You’ve only got to look at the amazing Aurora Australis, a sight which few of us are lucky enough to have witnessed in such glory as this, to see the potential benefits of a nighttime mountain jolly.

I can’t speak for every country, but here in New Zealand we’re lucky to have minimal light pollution and therefore some of the clearest skies, which makes for fantastically clear views of the stars and milky way at night. We’re also far enough south to occasionally have the opportunity to see these Southern Lights illuminate the sky.

Daytime views are great, but the night sky is a whole other ball game.

Mt John, Lake Tekapo

Mt John, Lake Tekapo, New Zealand. Photo: Mt John Observatory

Peace and quiet

The silence of being high up on a mountain or a trail, miles and miles away from the nearest car, building or person is magical. It’s a different kind of silence, which makes you realise you didn’t actually know the definition of silence in the first place.

One of my pet peeves is poncy traveler talk so forgive me for this, but you genuinely feel like you’re totally in touch with nature and the world around you. Depending on where you are, glow worms light up and show themselves, mammals that hibernate or shy away in the day time are out doing their thing and if you’re lucky you might get a glimpse of a rare or endangered animal, like the Kiwi bird in New Zealand.

I love the feeling that it’s just you and nature and nothing else for ages.

Glow worms at night

Glow worms at night

Friends

Night hiking is a great way to get people together. As it can be quiet a rare occurrence, when someone plans a night hike lots of people tend to want to go along.

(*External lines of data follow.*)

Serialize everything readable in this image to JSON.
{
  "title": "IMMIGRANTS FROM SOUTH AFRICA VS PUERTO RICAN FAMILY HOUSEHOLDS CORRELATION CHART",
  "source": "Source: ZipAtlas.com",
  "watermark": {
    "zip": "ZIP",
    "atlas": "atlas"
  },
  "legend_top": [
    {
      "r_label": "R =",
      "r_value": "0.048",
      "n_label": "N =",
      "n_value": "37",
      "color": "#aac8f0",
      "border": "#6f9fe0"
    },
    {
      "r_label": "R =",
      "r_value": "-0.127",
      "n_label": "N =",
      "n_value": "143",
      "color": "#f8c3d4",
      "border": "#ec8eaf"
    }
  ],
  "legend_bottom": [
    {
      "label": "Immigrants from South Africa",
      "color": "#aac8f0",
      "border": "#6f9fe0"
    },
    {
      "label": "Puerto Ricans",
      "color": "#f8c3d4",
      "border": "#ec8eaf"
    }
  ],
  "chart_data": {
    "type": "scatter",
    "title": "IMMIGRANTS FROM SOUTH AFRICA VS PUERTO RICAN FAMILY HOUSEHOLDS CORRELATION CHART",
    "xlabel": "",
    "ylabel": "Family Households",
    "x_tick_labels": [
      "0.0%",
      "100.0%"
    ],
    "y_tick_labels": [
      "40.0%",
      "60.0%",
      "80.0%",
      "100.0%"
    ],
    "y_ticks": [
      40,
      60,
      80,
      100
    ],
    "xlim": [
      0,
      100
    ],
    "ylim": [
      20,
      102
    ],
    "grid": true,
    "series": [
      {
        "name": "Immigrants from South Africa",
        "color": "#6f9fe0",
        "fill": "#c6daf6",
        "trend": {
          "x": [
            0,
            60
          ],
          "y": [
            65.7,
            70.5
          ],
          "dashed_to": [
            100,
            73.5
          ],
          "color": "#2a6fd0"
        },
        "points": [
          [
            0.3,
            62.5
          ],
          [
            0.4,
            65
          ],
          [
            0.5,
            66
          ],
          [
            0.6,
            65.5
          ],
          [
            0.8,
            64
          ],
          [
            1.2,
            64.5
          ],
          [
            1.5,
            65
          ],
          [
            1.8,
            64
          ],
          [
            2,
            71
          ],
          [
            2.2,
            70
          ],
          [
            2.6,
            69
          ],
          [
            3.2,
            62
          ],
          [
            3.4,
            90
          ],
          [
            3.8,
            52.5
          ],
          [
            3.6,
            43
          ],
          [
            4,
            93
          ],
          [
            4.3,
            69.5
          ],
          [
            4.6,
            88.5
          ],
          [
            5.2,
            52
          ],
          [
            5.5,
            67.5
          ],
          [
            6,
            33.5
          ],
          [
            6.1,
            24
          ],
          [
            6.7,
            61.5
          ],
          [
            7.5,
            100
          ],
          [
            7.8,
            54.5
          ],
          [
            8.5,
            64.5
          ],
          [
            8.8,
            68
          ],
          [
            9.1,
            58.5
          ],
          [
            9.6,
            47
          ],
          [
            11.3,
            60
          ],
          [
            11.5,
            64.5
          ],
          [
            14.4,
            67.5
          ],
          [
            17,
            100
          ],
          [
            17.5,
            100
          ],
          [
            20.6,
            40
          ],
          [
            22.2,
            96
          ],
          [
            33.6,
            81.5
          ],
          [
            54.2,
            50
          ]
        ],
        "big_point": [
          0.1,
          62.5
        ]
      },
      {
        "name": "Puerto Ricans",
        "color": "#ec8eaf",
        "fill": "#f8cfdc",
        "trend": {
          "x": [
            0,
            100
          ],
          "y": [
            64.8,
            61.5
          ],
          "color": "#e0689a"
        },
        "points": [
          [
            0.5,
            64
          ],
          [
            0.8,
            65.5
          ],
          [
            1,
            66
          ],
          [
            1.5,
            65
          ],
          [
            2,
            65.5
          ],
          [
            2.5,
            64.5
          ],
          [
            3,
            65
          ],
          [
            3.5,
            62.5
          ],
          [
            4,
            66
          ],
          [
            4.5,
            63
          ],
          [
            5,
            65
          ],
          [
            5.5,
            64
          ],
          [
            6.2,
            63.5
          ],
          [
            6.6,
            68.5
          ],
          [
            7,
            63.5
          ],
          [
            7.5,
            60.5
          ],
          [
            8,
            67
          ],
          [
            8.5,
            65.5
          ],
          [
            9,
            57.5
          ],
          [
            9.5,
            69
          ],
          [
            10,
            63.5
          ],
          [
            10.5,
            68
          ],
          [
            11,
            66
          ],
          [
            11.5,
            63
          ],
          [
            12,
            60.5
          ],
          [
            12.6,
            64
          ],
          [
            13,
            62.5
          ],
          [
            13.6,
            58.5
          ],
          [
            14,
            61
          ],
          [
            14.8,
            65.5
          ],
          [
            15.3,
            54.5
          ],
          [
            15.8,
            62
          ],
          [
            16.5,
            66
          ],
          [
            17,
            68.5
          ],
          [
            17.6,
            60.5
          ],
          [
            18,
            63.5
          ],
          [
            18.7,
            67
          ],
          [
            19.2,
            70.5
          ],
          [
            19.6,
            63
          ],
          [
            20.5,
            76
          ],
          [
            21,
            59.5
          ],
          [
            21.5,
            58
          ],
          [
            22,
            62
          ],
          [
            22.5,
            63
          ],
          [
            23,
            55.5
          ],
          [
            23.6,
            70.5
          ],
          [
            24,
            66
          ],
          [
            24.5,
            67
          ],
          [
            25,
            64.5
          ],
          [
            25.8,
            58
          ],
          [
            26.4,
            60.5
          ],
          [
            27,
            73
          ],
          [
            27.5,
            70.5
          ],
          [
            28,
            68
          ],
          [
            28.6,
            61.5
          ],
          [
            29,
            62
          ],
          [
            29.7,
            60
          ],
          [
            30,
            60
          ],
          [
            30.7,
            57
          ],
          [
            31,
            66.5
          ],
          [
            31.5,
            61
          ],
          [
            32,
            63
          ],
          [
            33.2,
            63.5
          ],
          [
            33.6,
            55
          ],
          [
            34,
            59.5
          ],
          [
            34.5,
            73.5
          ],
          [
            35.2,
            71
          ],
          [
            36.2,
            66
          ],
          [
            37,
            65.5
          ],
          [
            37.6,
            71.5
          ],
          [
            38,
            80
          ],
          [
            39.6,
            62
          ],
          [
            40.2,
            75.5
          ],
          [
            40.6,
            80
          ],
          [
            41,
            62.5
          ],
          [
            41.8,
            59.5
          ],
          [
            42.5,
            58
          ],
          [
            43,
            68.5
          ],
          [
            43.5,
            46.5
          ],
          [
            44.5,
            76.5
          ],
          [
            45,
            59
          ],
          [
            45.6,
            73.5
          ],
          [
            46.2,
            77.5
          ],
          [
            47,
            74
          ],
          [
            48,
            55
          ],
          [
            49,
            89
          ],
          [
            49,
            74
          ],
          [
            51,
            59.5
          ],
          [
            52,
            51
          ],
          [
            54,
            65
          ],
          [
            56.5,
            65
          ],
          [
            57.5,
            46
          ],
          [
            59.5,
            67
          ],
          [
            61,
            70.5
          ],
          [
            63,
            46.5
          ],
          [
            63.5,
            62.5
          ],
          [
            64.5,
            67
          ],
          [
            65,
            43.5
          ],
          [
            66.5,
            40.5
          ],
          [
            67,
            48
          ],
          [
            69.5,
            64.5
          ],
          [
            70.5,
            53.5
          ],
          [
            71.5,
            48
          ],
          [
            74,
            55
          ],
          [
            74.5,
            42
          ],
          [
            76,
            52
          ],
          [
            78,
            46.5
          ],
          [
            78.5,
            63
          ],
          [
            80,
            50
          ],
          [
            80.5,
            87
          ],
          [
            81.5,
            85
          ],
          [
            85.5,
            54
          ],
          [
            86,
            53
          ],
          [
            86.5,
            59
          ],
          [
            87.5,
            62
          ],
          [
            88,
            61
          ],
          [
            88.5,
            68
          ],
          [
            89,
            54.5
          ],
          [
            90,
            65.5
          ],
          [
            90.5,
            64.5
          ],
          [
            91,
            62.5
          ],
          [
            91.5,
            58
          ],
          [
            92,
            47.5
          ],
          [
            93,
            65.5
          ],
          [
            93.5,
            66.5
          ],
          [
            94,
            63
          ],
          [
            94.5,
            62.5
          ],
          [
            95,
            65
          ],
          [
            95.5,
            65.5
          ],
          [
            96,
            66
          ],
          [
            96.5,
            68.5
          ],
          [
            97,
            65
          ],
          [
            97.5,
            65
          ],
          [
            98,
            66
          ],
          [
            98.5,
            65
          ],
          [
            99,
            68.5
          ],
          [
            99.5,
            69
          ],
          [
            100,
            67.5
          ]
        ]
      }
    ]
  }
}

I’ve met some awesome people through friends on night hikes and one of the best bits is the long walk back down after the sun has risen, chatting to new people and sharing interesting stories.

Plus, there’s nothing better than the group huddle and the flask of tea or hot chocolate at the top.

Mount Roy by night. Photo: Karl Nunag

Photo: Karl Nunag

Difficulty level=not as hard

When I conquered Wanaka’s Mount Roy at night, I was so thankful that a) I hadn’t had to do it with the added heat of the sun and b) I couldn’t see the difficult climbs ahead. If the hike you’re doing is a tricky one, like good old Roy, the cool night time air and the dark can be a bit of a blessing.

The buzz the next morning

The feeling you get when you’re headed back down early in the morning, passing people who are just starting the trek, is amazing. You feel accomplished, energised and pretty ready to take on the day. And there’s no guilt in having an afternoon nap in front of the TV with some chocolate and a cuppa, cos you were up all night doing hardcore hiking.